The artist’s life-sized sculpture fetched £65million (well up on the £12million reserve) after just eight minutes of bidding at Sotheby’s.
The extraordinary thing about the work is that it is from an edition of eight. Several of the casts are in major public institutions already so there is the possibility of a few more of them coming onto the market.
The sculpture originated as part of the public project that Giacometti was commissioned to do for the Chase Manhattan Plaza in New York, which, when completed, was to be the first modernist outdoor project in the city's financial district. and a cast of L'Homme qui marche I was first exhibited at the Venice Biennale in 1962.
The previous record for the auction of an art work was a Picasso’s Boy with a Pipe which was sold for £58.5million in 2004.
That had surpassed the previous record of US$82.5 million paid for Van Gogh's Portrait of Dr Gachet in 1990 and also became the first US$100million painting.
These are not the highest prices that art works have sold for, as some of the private sales are not often verified. Works by Jackson Pollock Willem de Kooning and Gustav Klimt have sold for around £75,million in the last few years.
But of more interest to New Zealand was the sale at Sotheby’s of a work by the Russian artist Natalia Goncharova who has three works in the Te Papa collection which are never on show.
Her work La Fenaison (Haymaking) sold for £1.1 million nearly twice the reserve of £600,000
Te Papa says that it won’t sell the work they have for ethical reasons even though sale of the paintings would allow for the purchase of relevant works to be added to the collection The artists work has previously achieved even higher prices with several of her works selling for around £5million.

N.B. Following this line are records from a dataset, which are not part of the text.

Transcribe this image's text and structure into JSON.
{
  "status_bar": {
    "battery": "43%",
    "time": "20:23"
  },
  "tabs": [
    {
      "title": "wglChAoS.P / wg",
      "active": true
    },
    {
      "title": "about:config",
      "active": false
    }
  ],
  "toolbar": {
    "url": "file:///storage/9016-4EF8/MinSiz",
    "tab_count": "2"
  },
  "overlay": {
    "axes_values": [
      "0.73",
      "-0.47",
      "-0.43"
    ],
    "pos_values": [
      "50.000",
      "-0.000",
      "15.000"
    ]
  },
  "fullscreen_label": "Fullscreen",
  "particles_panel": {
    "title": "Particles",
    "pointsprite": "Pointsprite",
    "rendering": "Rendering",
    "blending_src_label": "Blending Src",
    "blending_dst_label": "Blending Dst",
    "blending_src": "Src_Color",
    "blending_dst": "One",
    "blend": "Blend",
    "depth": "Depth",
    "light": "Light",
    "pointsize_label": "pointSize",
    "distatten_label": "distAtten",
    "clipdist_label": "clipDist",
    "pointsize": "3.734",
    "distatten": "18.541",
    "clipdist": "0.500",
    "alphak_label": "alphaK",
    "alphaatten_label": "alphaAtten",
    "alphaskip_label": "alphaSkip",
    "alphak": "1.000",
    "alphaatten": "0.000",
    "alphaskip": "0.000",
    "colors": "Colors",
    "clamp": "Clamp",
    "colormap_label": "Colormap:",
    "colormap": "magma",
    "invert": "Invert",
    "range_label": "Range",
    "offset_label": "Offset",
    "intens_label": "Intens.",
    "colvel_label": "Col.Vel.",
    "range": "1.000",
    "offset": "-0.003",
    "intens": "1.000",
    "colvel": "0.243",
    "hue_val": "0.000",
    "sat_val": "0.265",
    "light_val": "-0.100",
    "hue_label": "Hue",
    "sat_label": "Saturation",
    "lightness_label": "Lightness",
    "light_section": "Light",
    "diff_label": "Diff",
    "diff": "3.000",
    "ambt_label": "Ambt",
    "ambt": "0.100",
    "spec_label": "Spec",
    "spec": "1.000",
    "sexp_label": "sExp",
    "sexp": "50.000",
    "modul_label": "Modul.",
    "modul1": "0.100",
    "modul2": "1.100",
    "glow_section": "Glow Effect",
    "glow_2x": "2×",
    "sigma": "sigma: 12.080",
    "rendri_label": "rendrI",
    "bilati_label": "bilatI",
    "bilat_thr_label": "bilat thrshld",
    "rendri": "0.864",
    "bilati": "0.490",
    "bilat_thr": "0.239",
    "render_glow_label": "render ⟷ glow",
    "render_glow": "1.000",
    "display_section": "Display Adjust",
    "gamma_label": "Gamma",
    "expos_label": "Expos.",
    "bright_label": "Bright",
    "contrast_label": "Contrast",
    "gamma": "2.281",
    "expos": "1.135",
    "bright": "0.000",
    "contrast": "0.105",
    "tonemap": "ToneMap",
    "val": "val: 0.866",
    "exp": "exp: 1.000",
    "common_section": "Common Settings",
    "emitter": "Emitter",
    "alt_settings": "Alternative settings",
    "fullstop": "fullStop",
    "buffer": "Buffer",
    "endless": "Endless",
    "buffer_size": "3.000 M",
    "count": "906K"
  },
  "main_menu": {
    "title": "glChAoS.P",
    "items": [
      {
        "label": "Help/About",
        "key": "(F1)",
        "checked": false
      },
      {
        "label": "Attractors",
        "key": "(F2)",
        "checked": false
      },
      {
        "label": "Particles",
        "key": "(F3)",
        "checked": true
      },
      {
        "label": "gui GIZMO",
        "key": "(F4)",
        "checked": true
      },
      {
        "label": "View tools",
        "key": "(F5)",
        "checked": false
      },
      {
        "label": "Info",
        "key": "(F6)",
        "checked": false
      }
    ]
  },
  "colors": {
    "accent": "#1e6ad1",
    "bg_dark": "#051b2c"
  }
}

Other big sales at the Sotheby’s show included Gustav Klimt's Kirche in Cassone which went for £26.9million, far above the £12 million estimate.
It was a record price for a Klimt landscape and the second highest auction price paid for any work by the Austrian painter.
Another Austrian artist had a good sale as well. Egon Schiele’s Sitzende Frau Mit Violetten Strümpfen (Seated Woman In Violet Stockings) went for £4.85million (£3million)
There were several good Impressionist sales with Paul Cezanne's Pichet et Fruits sur une table selling for £11.8million (£10million)..
One of George Seurat’s major drawings, a crayon and gouache work of Garçonnet Assis sold for £1.9million (£750,000).
Also by Seurat was a small painting (15.8 cm x 25 cm) Hospice Et Le Phare De Honfleur which sold for £657,250 (£300,000).